# Mane 'n Tail detangling spray vs Cowboy Magic detangler...



## Wallaby (Jul 13, 2008)

If you've used both, which do you prefer?
Neither one has silicone in it which is super important to me since Lacey must have the driest tail in the world because if I spray Show Sheen on it or anything similarly siliconed, it immediately starts breaking all over the place.
I've been using Cowboy Magic on her for some time and while I love it, it's expensive! A 4oz bottle of the Mane 'N Tail stuff is only $3.99 at the store while Cowboy Magic detangler is $8.99 for the same amount. 
Both of them say that they condition which is an important detail for me since Lacey has such dry hair.

I just don't want to get the Mane 'N Tail and discover that it gets used up super quickly since my current bottle of Cowboy Magic has lasted me about 2 years with monthly use.

I dunno, it's a quandary. If I had all the money in the world, I'd buy a bottle of Show Sheen since that's great on wet hair and get a 16oz bottle of cowboy Magic detangler too so I had something for every situation. However, at the store that would run me about $40 and I really don't need to, and shouldn't, spend $40 on hair products.

I'll probably just go with the Cowboy Magic, but I thought it wouldn't hurt to ask. 

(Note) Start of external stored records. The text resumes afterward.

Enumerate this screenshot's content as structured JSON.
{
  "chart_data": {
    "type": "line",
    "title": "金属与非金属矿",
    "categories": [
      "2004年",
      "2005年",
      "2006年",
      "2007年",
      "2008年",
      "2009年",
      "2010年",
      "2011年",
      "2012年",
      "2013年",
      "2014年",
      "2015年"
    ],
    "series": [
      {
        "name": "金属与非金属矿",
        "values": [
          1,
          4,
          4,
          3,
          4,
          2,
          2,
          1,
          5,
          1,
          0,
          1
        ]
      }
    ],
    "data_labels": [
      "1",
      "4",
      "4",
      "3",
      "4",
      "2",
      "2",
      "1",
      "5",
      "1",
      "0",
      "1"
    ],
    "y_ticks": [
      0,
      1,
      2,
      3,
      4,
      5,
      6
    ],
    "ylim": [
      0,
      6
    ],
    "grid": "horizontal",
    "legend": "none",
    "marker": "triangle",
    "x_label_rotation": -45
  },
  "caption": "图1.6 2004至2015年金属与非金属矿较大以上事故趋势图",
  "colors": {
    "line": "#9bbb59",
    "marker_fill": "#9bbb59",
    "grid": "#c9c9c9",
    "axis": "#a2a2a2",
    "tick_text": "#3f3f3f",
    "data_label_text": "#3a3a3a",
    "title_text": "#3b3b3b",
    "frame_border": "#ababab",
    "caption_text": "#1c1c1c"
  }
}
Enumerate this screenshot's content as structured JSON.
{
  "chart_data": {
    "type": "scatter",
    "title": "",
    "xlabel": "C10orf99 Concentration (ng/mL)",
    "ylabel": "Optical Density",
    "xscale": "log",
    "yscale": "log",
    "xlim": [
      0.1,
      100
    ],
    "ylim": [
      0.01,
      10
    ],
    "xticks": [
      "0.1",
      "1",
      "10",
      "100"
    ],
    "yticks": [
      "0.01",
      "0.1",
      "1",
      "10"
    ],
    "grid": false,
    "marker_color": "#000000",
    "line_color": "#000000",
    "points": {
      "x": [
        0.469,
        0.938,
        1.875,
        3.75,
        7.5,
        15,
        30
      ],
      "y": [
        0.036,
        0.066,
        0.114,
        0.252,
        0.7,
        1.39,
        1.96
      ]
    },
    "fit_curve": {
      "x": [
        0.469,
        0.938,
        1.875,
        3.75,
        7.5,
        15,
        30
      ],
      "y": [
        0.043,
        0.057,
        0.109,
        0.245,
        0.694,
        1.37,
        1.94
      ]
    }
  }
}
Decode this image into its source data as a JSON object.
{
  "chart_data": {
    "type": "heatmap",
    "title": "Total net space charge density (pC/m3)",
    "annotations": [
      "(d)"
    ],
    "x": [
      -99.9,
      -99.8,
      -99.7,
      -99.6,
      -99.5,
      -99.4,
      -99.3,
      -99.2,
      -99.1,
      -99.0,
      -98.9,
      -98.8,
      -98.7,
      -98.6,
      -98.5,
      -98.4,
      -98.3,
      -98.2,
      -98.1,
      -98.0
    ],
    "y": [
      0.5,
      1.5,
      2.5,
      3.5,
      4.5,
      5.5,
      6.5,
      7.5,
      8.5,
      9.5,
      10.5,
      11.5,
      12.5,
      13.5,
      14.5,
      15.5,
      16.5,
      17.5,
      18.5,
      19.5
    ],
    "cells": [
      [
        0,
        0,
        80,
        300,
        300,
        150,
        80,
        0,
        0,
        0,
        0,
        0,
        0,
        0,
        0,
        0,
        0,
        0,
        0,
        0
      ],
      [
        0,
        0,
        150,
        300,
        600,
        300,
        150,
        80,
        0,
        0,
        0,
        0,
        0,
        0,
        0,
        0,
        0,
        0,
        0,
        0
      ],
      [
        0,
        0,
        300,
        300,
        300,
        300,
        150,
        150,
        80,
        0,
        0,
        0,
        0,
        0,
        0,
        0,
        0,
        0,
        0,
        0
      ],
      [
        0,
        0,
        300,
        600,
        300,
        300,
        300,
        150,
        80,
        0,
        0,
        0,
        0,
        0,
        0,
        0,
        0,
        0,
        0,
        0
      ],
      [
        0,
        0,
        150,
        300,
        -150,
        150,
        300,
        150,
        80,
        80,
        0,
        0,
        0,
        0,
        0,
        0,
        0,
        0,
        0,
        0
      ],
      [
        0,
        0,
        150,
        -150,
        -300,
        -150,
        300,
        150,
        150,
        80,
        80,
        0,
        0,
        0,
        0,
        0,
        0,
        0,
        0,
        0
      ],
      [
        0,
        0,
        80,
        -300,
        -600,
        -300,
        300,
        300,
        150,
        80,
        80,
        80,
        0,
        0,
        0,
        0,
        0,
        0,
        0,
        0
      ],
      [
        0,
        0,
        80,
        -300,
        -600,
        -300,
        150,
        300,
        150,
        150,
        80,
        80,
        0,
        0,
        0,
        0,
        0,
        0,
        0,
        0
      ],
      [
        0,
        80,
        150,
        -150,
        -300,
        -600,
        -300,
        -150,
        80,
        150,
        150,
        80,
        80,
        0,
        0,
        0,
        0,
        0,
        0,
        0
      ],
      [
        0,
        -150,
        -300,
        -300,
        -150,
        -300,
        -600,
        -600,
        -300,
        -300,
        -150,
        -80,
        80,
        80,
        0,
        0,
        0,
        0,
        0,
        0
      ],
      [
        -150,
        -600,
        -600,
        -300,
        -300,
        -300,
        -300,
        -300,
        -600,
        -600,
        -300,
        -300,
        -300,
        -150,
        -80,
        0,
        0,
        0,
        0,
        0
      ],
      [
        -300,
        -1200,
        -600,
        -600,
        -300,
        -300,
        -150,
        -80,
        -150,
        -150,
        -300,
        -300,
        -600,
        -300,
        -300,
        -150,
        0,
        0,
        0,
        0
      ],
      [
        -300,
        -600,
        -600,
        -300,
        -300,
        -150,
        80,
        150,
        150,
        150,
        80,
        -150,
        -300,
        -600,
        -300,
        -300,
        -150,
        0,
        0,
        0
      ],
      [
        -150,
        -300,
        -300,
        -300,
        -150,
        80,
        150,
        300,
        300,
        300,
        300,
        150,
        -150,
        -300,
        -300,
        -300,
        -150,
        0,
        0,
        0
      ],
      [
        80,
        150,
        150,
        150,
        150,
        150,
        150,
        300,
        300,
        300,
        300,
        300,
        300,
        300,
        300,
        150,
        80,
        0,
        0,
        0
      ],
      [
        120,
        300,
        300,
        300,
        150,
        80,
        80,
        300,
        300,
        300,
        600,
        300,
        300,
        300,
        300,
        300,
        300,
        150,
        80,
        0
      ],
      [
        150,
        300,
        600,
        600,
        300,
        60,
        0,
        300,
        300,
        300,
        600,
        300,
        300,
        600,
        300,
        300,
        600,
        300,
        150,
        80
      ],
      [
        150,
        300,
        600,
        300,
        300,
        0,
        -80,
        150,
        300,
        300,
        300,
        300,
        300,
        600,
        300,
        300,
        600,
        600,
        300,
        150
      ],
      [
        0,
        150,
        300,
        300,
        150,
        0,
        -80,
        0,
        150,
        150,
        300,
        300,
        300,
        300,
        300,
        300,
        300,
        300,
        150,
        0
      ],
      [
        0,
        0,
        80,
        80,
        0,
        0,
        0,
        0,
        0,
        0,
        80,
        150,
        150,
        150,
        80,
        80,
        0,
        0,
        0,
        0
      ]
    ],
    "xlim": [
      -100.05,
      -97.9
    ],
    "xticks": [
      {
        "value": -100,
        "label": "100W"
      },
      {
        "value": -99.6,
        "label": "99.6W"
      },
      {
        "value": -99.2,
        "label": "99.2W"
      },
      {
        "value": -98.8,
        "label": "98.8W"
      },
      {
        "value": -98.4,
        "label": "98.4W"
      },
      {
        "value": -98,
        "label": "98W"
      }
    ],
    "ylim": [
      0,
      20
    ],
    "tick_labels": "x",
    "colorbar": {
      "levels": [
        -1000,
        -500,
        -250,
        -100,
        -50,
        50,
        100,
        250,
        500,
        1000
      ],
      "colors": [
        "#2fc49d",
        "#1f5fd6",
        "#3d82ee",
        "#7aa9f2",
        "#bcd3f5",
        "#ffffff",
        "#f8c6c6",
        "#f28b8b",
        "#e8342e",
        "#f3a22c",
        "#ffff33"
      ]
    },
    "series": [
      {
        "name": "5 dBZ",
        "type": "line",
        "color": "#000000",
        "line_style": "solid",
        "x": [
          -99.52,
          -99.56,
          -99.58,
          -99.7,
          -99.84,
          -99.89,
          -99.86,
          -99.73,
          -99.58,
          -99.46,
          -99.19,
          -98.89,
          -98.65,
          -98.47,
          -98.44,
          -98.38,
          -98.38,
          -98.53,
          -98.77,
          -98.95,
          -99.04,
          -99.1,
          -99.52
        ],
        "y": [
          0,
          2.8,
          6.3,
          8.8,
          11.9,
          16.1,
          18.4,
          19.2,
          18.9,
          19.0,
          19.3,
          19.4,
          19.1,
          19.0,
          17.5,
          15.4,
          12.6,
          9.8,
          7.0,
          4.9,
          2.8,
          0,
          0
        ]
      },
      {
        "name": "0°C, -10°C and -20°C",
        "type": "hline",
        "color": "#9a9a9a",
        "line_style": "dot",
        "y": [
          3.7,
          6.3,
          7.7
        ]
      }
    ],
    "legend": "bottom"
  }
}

Also, if anyone has any other suggestions of reasonably priced awesome detanglers, go for it.


----------



## jesredneck98 (Dec 11, 2009)

Something that you can try is detangler of kids. It works super well and is usually much cheaper. You can get a bottle for a couple of dollars and if you don't like it you can go back to using whatever works for you. The cheap stuff generally works just as good as the expensive stuff. I live by show sheen but thats just me and I make up my own mix which works great but is more $$$$$. Good lUck


----------



## PaintHorseMares (Apr 19, 2008)

jesredneck98 said:


> Something that you can try is detangler of kids. It works super well and is usually much cheaper. You can get a bottle for a couple of dollars and if you don't like it you can go back to using whatever works for you. The cheap stuff generally works just as good as the expensive stuff. I live by show sheen but thats just me and I make up my own mix which works great but is more $$$$$. Good lUck


I agree. We use Suave detangler for kids and it works just as well as any horse product we've tried.


----------



## ridergirl23 (Sep 17, 2009)

I use mane and tail just when I'm getting knots out before I ride, but cowboy magic when I want a stunning shiny glossy tail for a show  mane and tail works, but I find doesn't give such a shiny/conditioned tail cowboy magic does  haha but then again I'm a little bit of a dressage diva when it comes to grooming xD
_Posted via Mobile Device_


----------



## BaliDoll (Sep 21, 2009)

Cowboy magic has detangled some REAL messes in my horses manes and tails.... I am a loyal fan.  I loooove how it smells too! <3


----------



## horsea (Dec 28, 2009)

I use both, sometimes at the same time lol. They work for my long-haired horses:


----------



## SorrelHorse (Apr 9, 2009)

I use Mane N' Tail on my horses because It works on my hair too lol. I like to share with my horses 
_Posted via Mobile Device_


----------



## jesredneck98 (Dec 11, 2009)

*Love the Lenght*



horsea said:


> I use both, sometimes at the same time lol. They work for my long-haired horses:


Sorry to use this page for this but BEAUTIFUL MANES! No matter what you use these horses mane's are fantastic!


----------



## Jillyann (Mar 31, 2009)

Cowboy Magic. <3 It has gotten out some pretty nasty wind knots out of my horses hair!


----------



## grayshell38 (Mar 9, 2009)

Cowboy magic. Deja's hair is always sun bleached at the ends and feel like straw, but CM makes them nice and soft again.


----------



## Gidget (Jan 19, 2010)

I use mane and tail. Right now I just use the shine spray kind and it conditions really well. My horse's mane and tail glisten even if she gets a little dirty. I can run a comb through it and no tangles and she usually has a lot. I recommend mane and tail products. It's reasonable and works!


----------



## kitten_Val (Apr 25, 2007)

I used mane 'n tail but I do think the hair felt somewhat greasy after. I just got a bottle of show sheen to give it a try. Is it just us or Cowboy Magic is always sold as concentrated stuff? I never could find a spray bottle (like mane 'n tail), it's always very concentrated solution (and that's why I never bought it).


----------



## ridergirl23 (Sep 17, 2009)

ok, I just gave my horse and my aunts horse a bath for the show this weekend, and WOW, I've never seen such a knotty/messy tail, I literally had the load it with cowboy magic (even though I was almost positive I was going to have to cut it out) and after a while it got it out! My mane and tail spray didn't do a thing, thank god for cowboy magic! But when I just want to get tiny knots out of the tail I use mane and tail, but my aunts horse has such a thick tail the spray doesn't help on it. Haha
_Posted via Mobile Device_


----------